GS: It's a factor of the economics of this business. In movies, you get XYZ Pictures in association with ABC, Old Line, New World, Capitol Production present a John Jones-Henry Schmidt film, and so on. It's really somewhat absurd. Having people listed as producers whose contribution to the creative process is minimal is understandable; they're making an investment. But there has to be distinction between the creative process. We are an equal financer without partners in every show we do. And the Nederlanders and Jujamcyn put up substantial moneys in shows as well. PBOL: You're currently building a brand-new, Off-Broadway theatre in midtown. How's that going?
GS: We're hoping it will be ready in September. The interior is mostly finished, but the fitting out of the theatre has to be completed. It's a proscenium, 499 seats.
PBOL: What's it called?
GS: No name yet; that's due in two months. And it will open with a new play by a leading American playwright.
PBOL: Rumors have been floating about that the Belasco Theatre may be on the market. Any truth?
GS: Of course we're holding onto it. Why shouldn't we hold on to it? We're in the business of preserving and maintaining theatres. This summer, maybe Frankie and Johnny in the Claire de Lune will come there, but we're also talking to other candidates looking for a theatre.
PBOL: Speaking of shows hoping to come in to Broadway, the Shuberts have gotten strongly behind a French musical, Le Passe Muraille, which is looking to come to New York soon. What's the latest?

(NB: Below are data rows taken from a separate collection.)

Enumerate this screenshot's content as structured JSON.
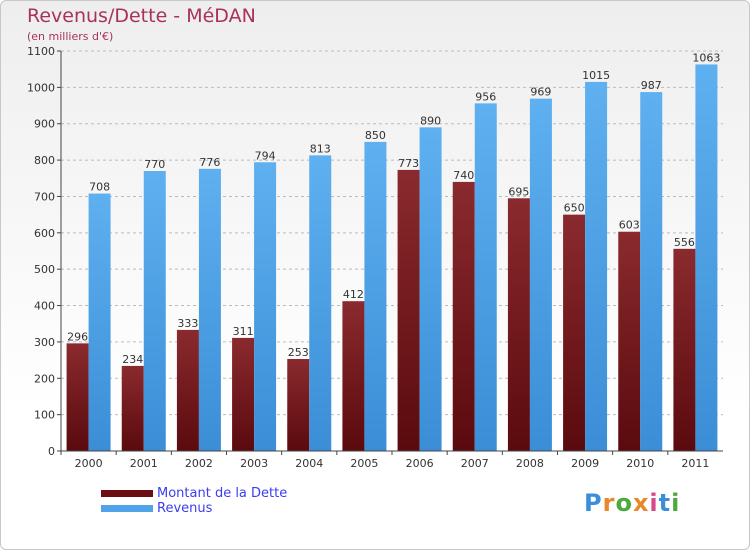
{
  "title": "Revenus/Dette - MéDAN",
  "subtitle": "(en milliers d'€)",
  "logo": {
    "text": "Proxiti",
    "letters": [
      "P",
      "r",
      "o",
      "x",
      "i",
      "t",
      "i"
    ],
    "colors": [
      "#3a8fd8",
      "#e8882a",
      "#4caa3c",
      "#e8882a",
      "#d64a8a",
      "#3a8fd8",
      "#4caa3c"
    ]
  },
  "colors": {
    "dette": "#6b0f14",
    "revenus": "#4fa3e8",
    "axis": "#444444",
    "grid": "#bbbbbb"
  },
  "chart_data": {
    "type": "bar",
    "title": "Revenus/Dette - MéDAN",
    "subtitle": "(en milliers d'€)",
    "categories": [
      "2000",
      "2001",
      "2002",
      "2003",
      "2004",
      "2005",
      "2006",
      "2007",
      "2008",
      "2009",
      "2010",
      "2011"
    ],
    "series": [
      {
        "name": "Montant de la Dette",
        "color": "#6b0f14",
        "values": [
          296,
          234,
          333,
          311,
          253,
          412,
          773,
          740,
          695,
          650,
          603,
          556
        ]
      },
      {
        "name": "Revenus",
        "color": "#4fa3e8",
        "values": [
          708,
          770,
          776,
          794,
          813,
          850,
          890,
          956,
          969,
          1015,
          987,
          1063
        ]
      }
    ],
    "yticks": [
      0,
      100,
      200,
      300,
      400,
      500,
      600,
      700,
      800,
      900,
      1000,
      1100
    ],
    "ylim": [
      0,
      1100
    ],
    "grid": true,
    "legend_position": "bottom-left"
  }
}
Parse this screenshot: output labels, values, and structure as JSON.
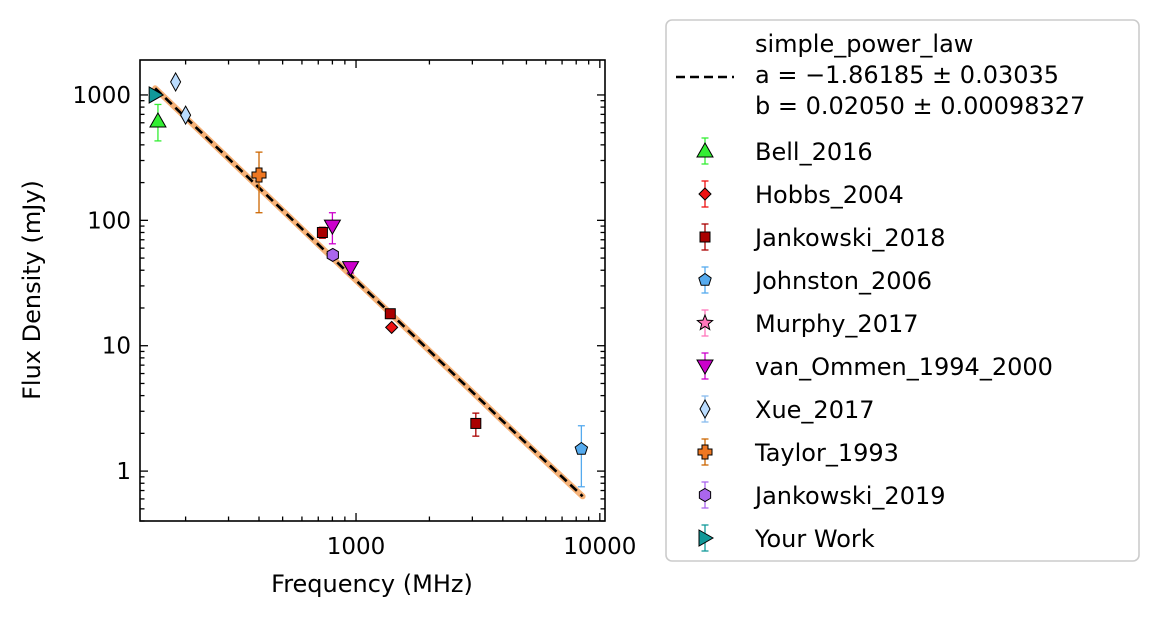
{
  "chart_data": {
    "type": "scatter",
    "title": "",
    "xlabel": "Frequency (MHz)",
    "ylabel": "Flux Density (mJy)",
    "xscale": "log",
    "yscale": "log",
    "xlim": [
      130,
      10500
    ],
    "ylim": [
      0.4,
      1900
    ],
    "x_ticks": [
      {
        "value": 1000,
        "label": "1000"
      },
      {
        "value": 10000,
        "label": "10000"
      }
    ],
    "y_ticks": [
      {
        "value": 1,
        "label": "1"
      },
      {
        "value": 10,
        "label": "10"
      },
      {
        "value": 100,
        "label": "100"
      },
      {
        "value": 1000,
        "label": "1000"
      }
    ],
    "legend_position": "outside-right",
    "fit": {
      "label_lines": [
        "simple_power_law",
        "a = −1.86185 ± 0.03035",
        "b = 0.02050 ± 0.00098327"
      ],
      "color": "#000000",
      "band_color": "#f4a460",
      "x_range": [
        150,
        8500
      ],
      "points": [
        [
          150,
          1130
        ],
        [
          300,
          311
        ],
        [
          600,
          85.5
        ],
        [
          1000,
          33.2
        ],
        [
          2000,
          9.1
        ],
        [
          4000,
          2.5
        ],
        [
          8500,
          0.63
        ]
      ]
    },
    "series": [
      {
        "name": "Bell_2016",
        "marker": "triangle-up",
        "color": "#33ee33",
        "errcolor": "#33ee33",
        "points": [
          {
            "x": 154,
            "y": 620,
            "ylo": 430,
            "yhi": 840
          }
        ]
      },
      {
        "name": "Hobbs_2004",
        "marker": "diamond",
        "color": "#ee1111",
        "errcolor": "#ee1111",
        "points": [
          {
            "x": 1400,
            "y": 14
          }
        ]
      },
      {
        "name": "Jankowski_2018",
        "marker": "square",
        "color": "#aa0000",
        "errcolor": "#aa0000",
        "points": [
          {
            "x": 728,
            "y": 80,
            "ylo": 72,
            "yhi": 88
          },
          {
            "x": 1382,
            "y": 18,
            "ylo": 16.5,
            "yhi": 19.5
          },
          {
            "x": 3100,
            "y": 2.4,
            "ylo": 1.9,
            "yhi": 2.9
          }
        ]
      },
      {
        "name": "Johnston_2006",
        "marker": "pentagon",
        "color": "#55aaee",
        "errcolor": "#55aaee",
        "points": [
          {
            "x": 8400,
            "y": 1.5,
            "ylo": 0.75,
            "yhi": 2.3
          }
        ]
      },
      {
        "name": "Murphy_2017",
        "marker": "star",
        "color": "#ff77bb",
        "errcolor": "#ff77bb",
        "points": []
      },
      {
        "name": "van_Ommen_1994_2000",
        "marker": "triangle-down",
        "color": "#cc00cc",
        "errcolor": "#cc00cc",
        "points": [
          {
            "x": 800,
            "y": 90,
            "ylo": 65,
            "yhi": 115
          },
          {
            "x": 950,
            "y": 42,
            "ylo": 38,
            "yhi": 46
          }
        ]
      },
      {
        "name": "Xue_2017",
        "marker": "thin-diamond",
        "color": "#bbddff",
        "errcolor": "#88bbee",
        "points": [
          {
            "x": 182,
            "y": 1270
          },
          {
            "x": 200,
            "y": 690
          }
        ]
      },
      {
        "name": "Taylor_1993",
        "marker": "plus",
        "color": "#ee7722",
        "errcolor": "#cc6600",
        "points": [
          {
            "x": 400,
            "y": 230,
            "ylo": 115,
            "yhi": 350
          }
        ]
      },
      {
        "name": "Jankowski_2019",
        "marker": "hexagon",
        "color": "#aa66ee",
        "errcolor": "#aa66ee",
        "points": [
          {
            "x": 803,
            "y": 53
          }
        ]
      },
      {
        "name": "Your Work",
        "marker": "triangle-right",
        "color": "#119999",
        "errcolor": "#119999",
        "points": [
          {
            "x": 150,
            "y": 1000
          }
        ]
      }
    ]
  }
}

GS: The show is based on a French short story [by Marcel Ayme] about a man who could walk through walls. It's adapted by Jeremy Sams with music by Michel LeGrand, who did the music for the movie "The Umbrellas of Cherbourg." We're hoping James Lapine will direct, but the time frame depends on his schedule [after Into the Woods]. It may be late spring or early fall. We'll probably change the name, maybe for a character's name in the play. It's a small musical, estimated in the $3-3.5 million range, but estimates are only that, made before negotiating all the deals.